An allele is a variant of a gene at a particular genomic location. Allele frequencies are an important aspect of genetic variations. In population genetics, allele frequencies define the frequency of an allele in a given population. One example is the frequency of the AB0 alleles for the different blood types. The allele frequency is calculated as a fraction of the number of times the allele of interest is observed in a population and the population size. In our example in figure 1, the population consists of 50 individuals, of which 6 carry the allele of interest. This results in an allele frequency of 12%. If the allele frequency of a variant is above a certain threshold, often above 1%, the variant is assumed to be a single nucleotide polymorphism (SNP) and not a pathognomonically relevant variant. This means that it is not assumed to be a characteristic of a particular disease. Information about allele frequencies in certain populations can be found in dedicated databases, such as the single nucleotide polymorphism database (dbSNP).
The allele frequency in molecular pathology, however, needs to be clearly distinguished from the allele frequency in population genetics. The allele frequency in molecular pathology focuses on NGS analyses and the proportion of detected mutated alleles. This allele frequency is also called variant allele frequency (VAF), variant allele fraction (VAF), or mutant allele frequency (MAF). The VAF is calculated as the number of mutated molecules over the total number of wild-type molecules at a specific genomic location. In our example in figure 1, 6 of the 50 molecules carry the mutation of interest, resulting in a VAF of 12%.

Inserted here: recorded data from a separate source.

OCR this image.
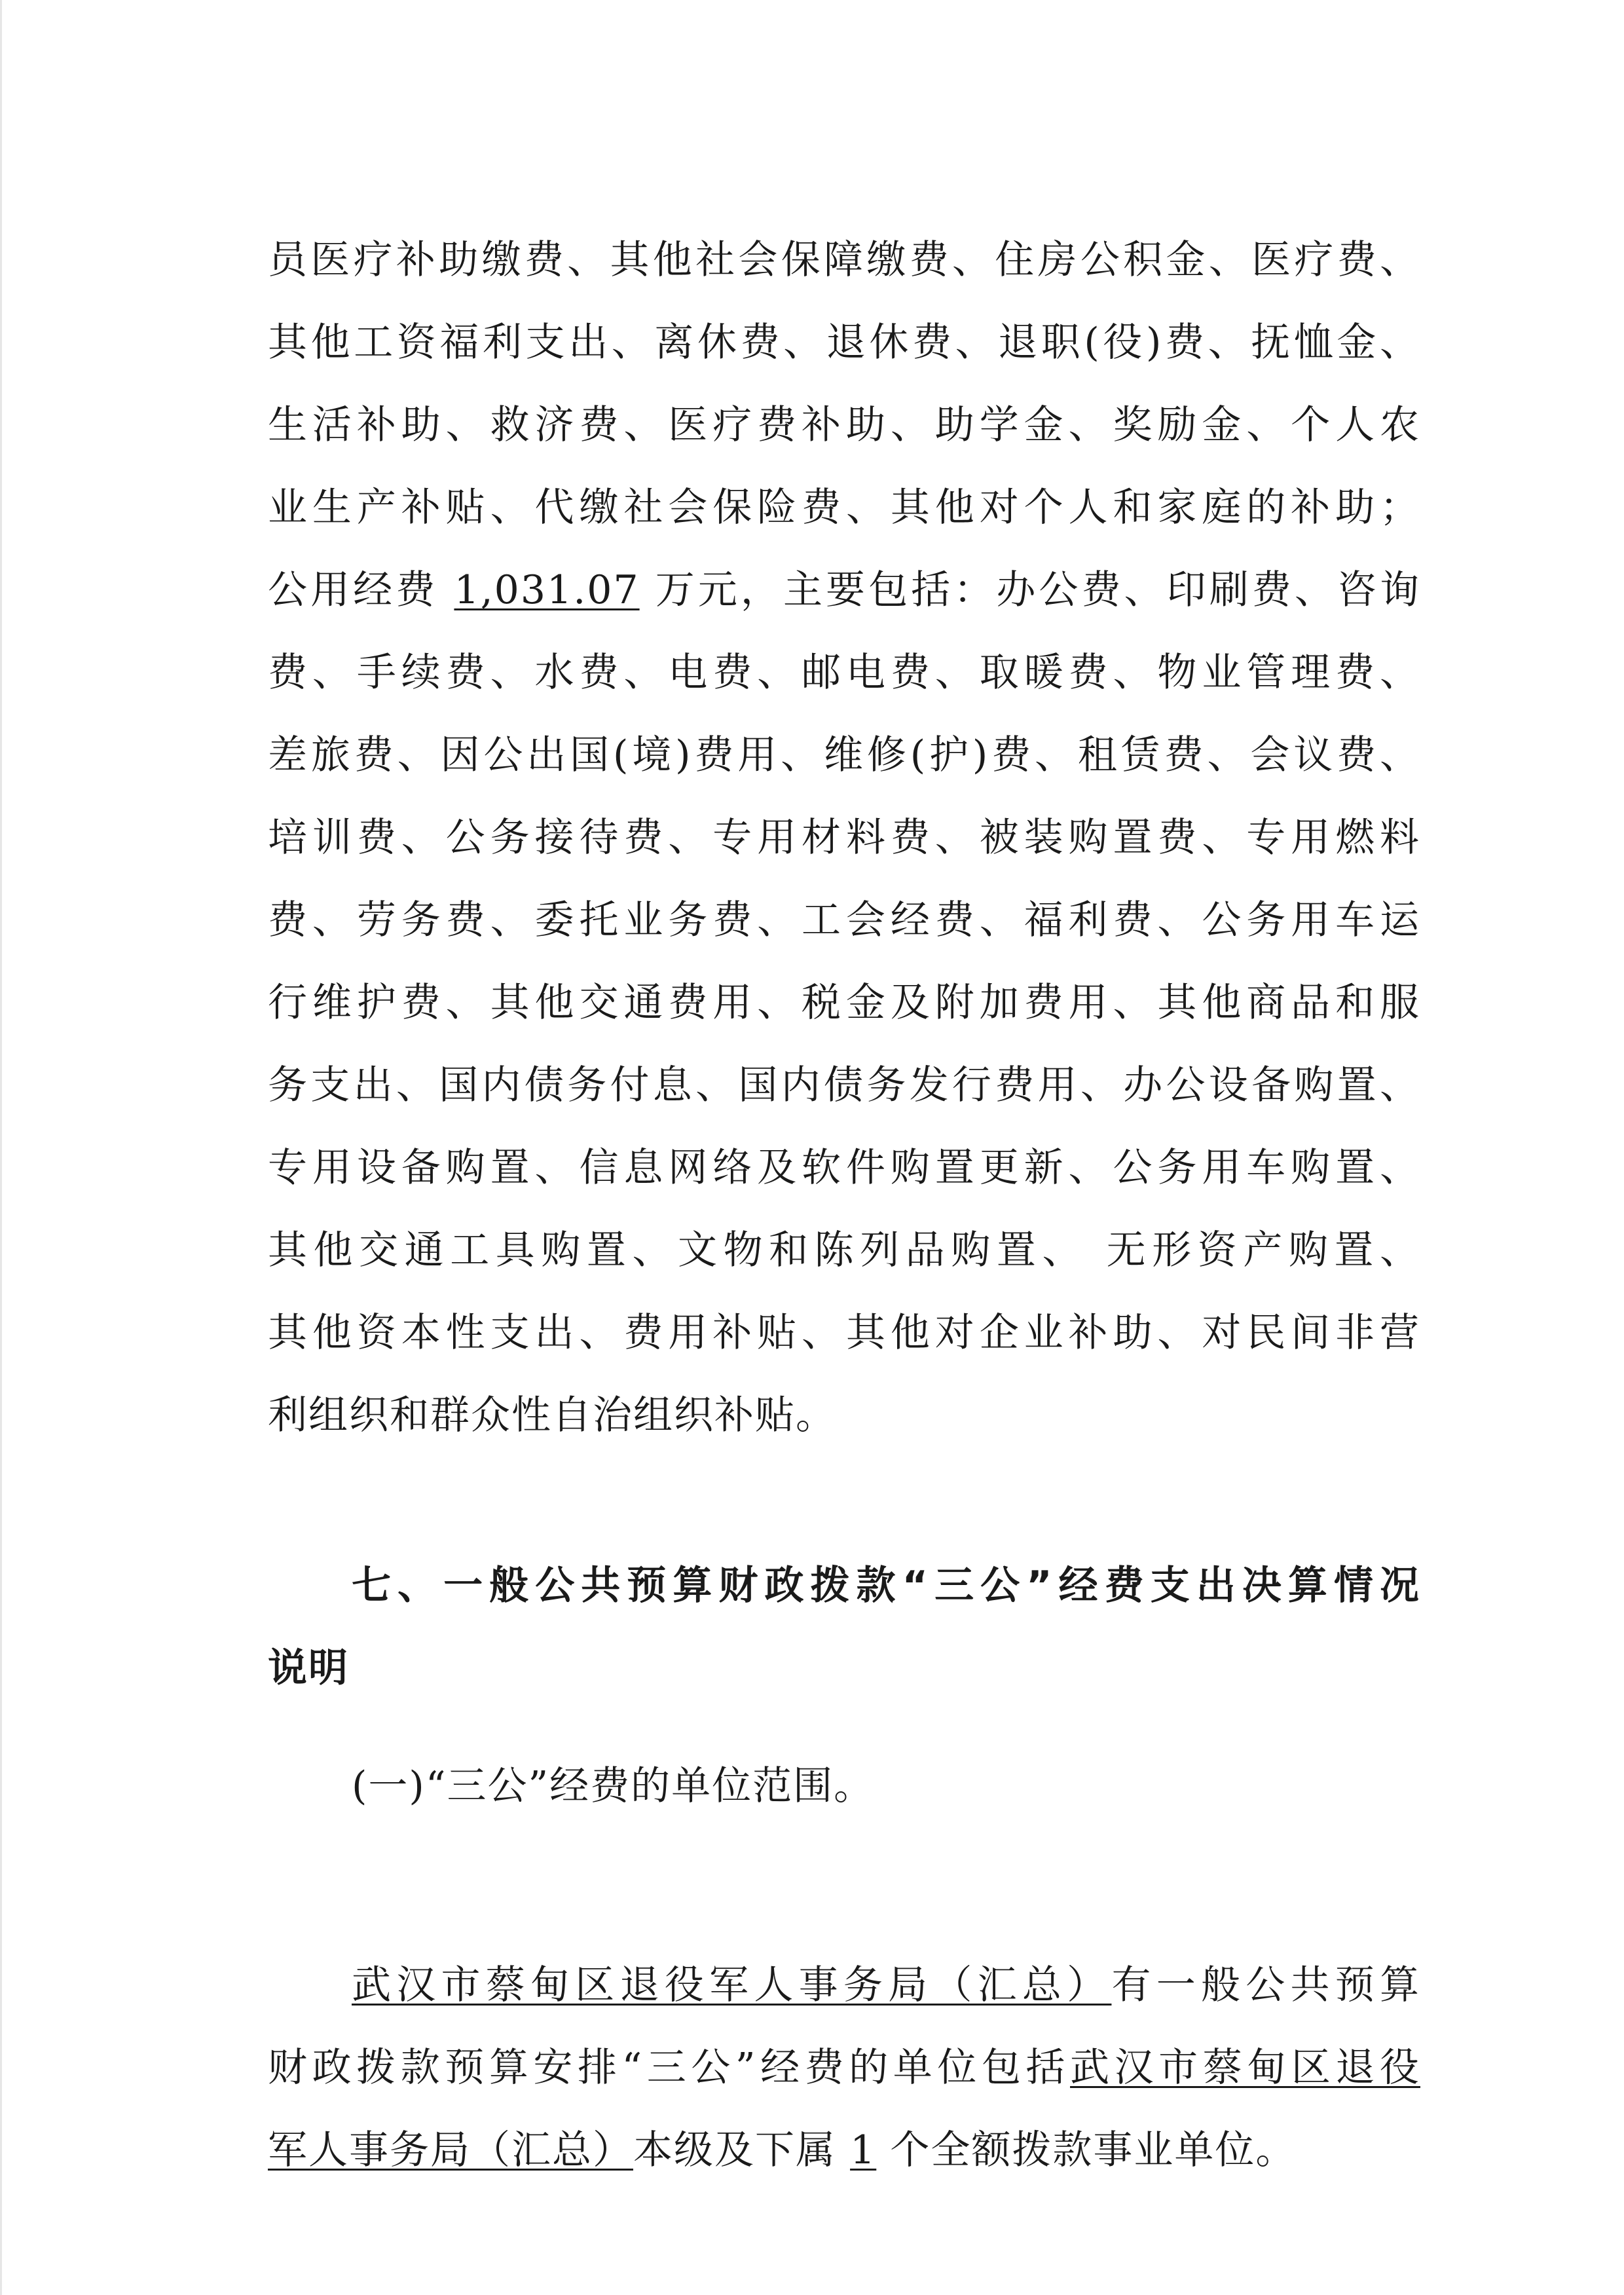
员医疗补助缴费、其他社会保障缴费、住房公积金、医疗费、
其他工资福利支出、离休费、退休费、退职(役)费、抚恤金、
生活补助、救济费、医疗费补助、助学金、奖励金、个人农
业生产补贴、代缴社会保险费、其他对个人和家庭的补助；
公用经费 1,031.07 万元，主要包括：办公费、印刷费、咨询
费、手续费、水费、电费、邮电费、取暖费、物业管理费、
差旅费、因公出国(境)费用、维修(护)费、租赁费、会议费、
培训费、公务接待费、专用材料费、被装购置费、专用燃料
费、劳务费、委托业务费、工会经费、福利费、公务用车运
行维护费、其他交通费用、税金及附加费用、其他商品和服
务支出、国内债务付息、国内债务发行费用、办公设备购置、
专用设备购置、信息网络及软件购置更新、公务用车购置、
其他交通工具购置、文物和陈列品购置、 无形资产购置、
其他资本性支出、费用补贴、其他对企业补助、对民间非营
利组织和群众性自治组织补贴。
七、一般公共预算财政拨款“三公”经费支出决算情况
说明
(一)“三公”经费的单位范围。
武汉市蔡甸区退役军人事务局（汇总）有一般公共预算
财政拨款预算安排“三公”经费的单位包括武汉市蔡甸区退役
军人事务局（汇总）本级及下属 1 个全额拨款事业单位。
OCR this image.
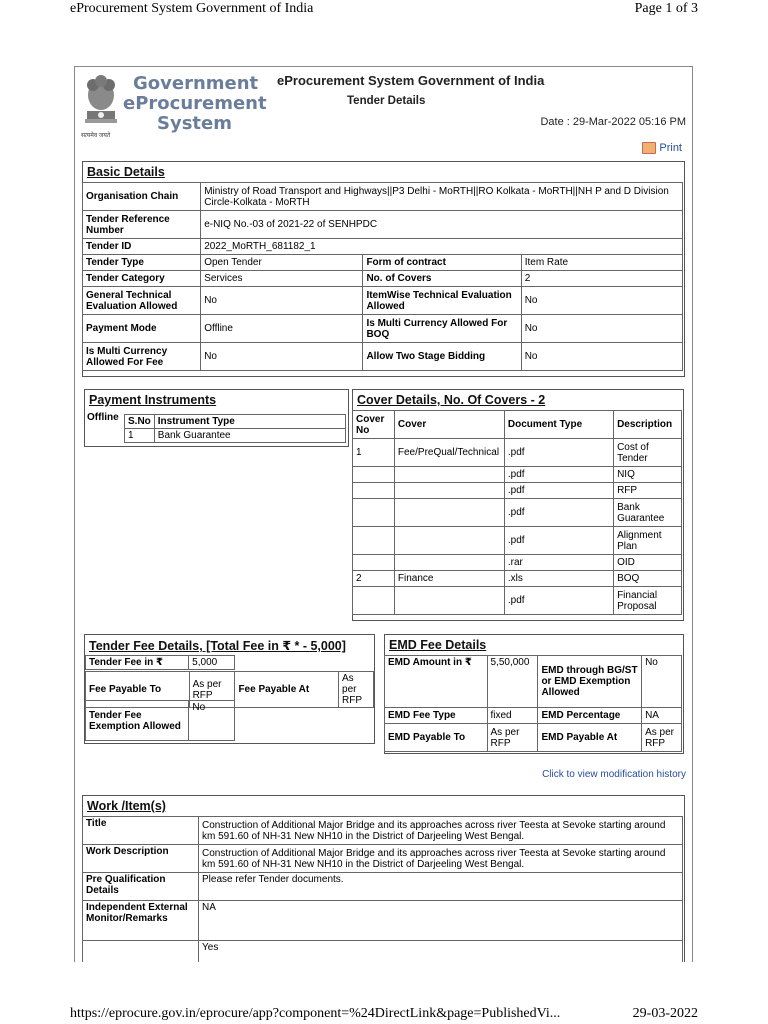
eProcurement System Government of India	Page 1 of 3
सत्यमेव जयते
Government
eProcurement
System
eProcurement System Government of India
Tender Details
Date : 29-Mar-2022 05:16 PM
Print
Basic Details
Organisation Chain	Ministry of Road Transport and Highways||P3 Delhi - MoRTH||RO Kolkata - MoRTH||NH P and D Division Circle-Kolkata - MoRTH		
Tender Reference Number	e-NIQ No.-03 of 2021-22 of SENHPDC		
Tender ID	2022_MoRTH_681182_1		
Tender Type	Open Tender	Form of contract	Item Rate
Tender Category	Services	No. of Covers	2
General Technical Evaluation Allowed	No	ItemWise Technical Evaluation Allowed	No
Payment Mode	Offline	Is Multi Currency Allowed For BOQ	No
Is Multi Currency Allowed For Fee	No	Allow Two Stage Bidding	No
Payment Instruments
Offline S.No	Instrument Type
1	Bank Guarantee
Cover Details, No. Of Covers - 2
Cover No	Cover	Document Type	Description
1	Fee/PreQual/Technical	.pdf	Cost of Tender
		.pdf	NIQ
		.pdf	RFP
		.pdf	Bank Guarantee
		.pdf	Alignment Plan
		.rar	OID
2	Finance	.xls	BOQ
		.pdf	Financial Proposal
Tender Fee Details, [Total Fee in ₹ * - 5,000]
Tender Fee in ₹	5,000
Fee Payable To	As per RFP	Fee Payable At	As per RFP
Tender Fee Exemption Allowed	No
EMD Fee Details
EMD Amount in ₹	5,50,000	EMD through BG/ST or EMD Exemption Allowed	No
EMD Fee Type	fixed	EMD Percentage	NA
EMD Payable To	As per RFP	EMD Payable At	As per RFP
Click to view modification history
Work /Item(s)
Title	Construction of Additional Major Bridge and its approaches across river Teesta at Sevoke starting around km 591.60 of NH-31 New NH10 in the District of Darjeeling West Bengal.
Work Description	Construction of Additional Major Bridge and its approaches across river Teesta at Sevoke starting around km 591.60 of NH-31 New NH10 in the District of Darjeeling West Bengal.
Pre Qualification Details	Please refer Tender documents.
Independent External Monitor/Remarks	NA
	Yes
https://eprocure.gov.in/eprocure/app?component=%24DirectLink&page=PublishedVi...	29-03-2022
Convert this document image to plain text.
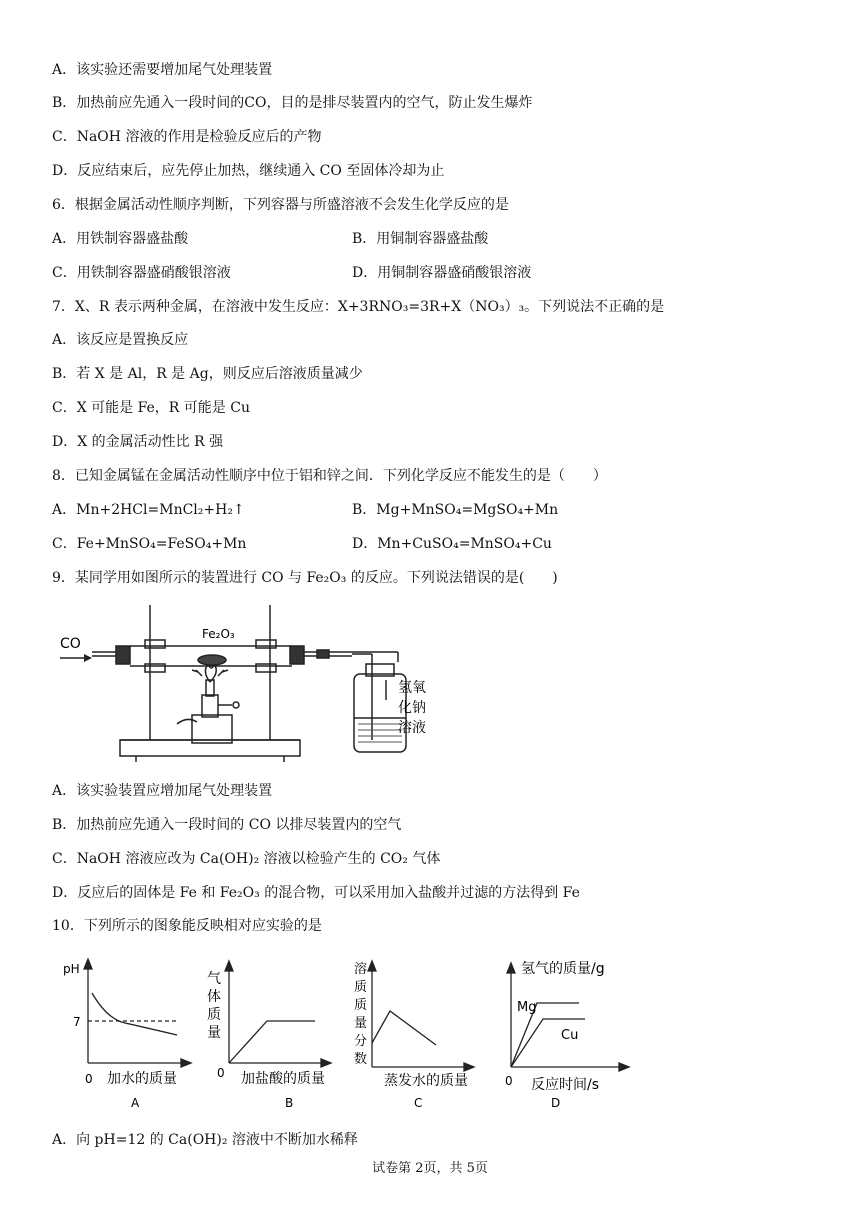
A．该实验还需要增加尾气处理装置
B．加热前应先通入一段时间的CO，目的是排尽装置内的空气，防止发生爆炸
C．NaOH 溶液的作用是检验反应后的产物
D．反应结束后，应先停止加热，继续通入 CO 至固体冷却为止
6．根据金属活动性顺序判断，下列容器与所盛溶液不会发生化学反应的是
A．用铁制容器盛盐酸	B．用铜制容器盛盐酸
C．用铁制容器盛硝酸银溶液	D．用铜制容器盛硝酸银溶液
7．X、R 表示两种金属，在溶液中发生反应：X+3RNO₃=3R+X（NO₃）₃。下列说法不正确的是
A．该反应是置换反应
B．若 X 是 Al，R 是 Ag，则反应后溶液质量减少
C．X 可能是 Fe，R 可能是 Cu
D．X 的金属活动性比 R 强
8．已知金属锰在金属活动性顺序中位于铝和锌之间．下列化学反应不能发生的是（　　）
A．Mn+2HCl=MnCl₂+H₂↑	B．Mg+MnSO₄=MgSO₄+Mn
C．Fe+MnSO₄=FeSO₄+Mn	D．Mn+CuSO₄=MnSO₄+Cu
9．某同学用如图所示的装置进行 CO 与 Fe₂O₃ 的反应。下列说法错误的是(　　)
CO
Fe₂O₃
氢氧
化钠
溶液
A．该实验装置应增加尾气处理装置
B．加热前应先通入一段时间的 CO 以排尽装置内的空气
C．NaOH 溶液应改为 Ca(OH)₂ 溶液以检验产生的 CO₂ 气体
D．反应后的固体是 Fe 和 Fe₂O₃ 的混合物，可以采用加入盐酸并过滤的方法得到 Fe
10．下列所示的图象能反映相对应实验的是
pH
7
0 加水的质量
A
气
体
质
量
0 加盐酸的质量
B
溶
质
质
量
分
数
蒸发水的质量
C
氢气的质量/g
Mg
Cu
0 反应时间/s
D
A．向 pH=12 的 Ca(OH)₂ 溶液中不断加水稀释
试卷第 2页，共 5页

VAFs can be used to assess a variant‘s origin. For germline variants, variant allele frequencies of 50% are expected for heterozygous variants and 100% for homozygous variants. Variant allele frequencies between less than 1% and 50% can point towards mosaic mutations. In mosaicism, not all germline cells possess the same genetic makeup as pathological changes occur after fertilization, resulting in postzygotic mutations.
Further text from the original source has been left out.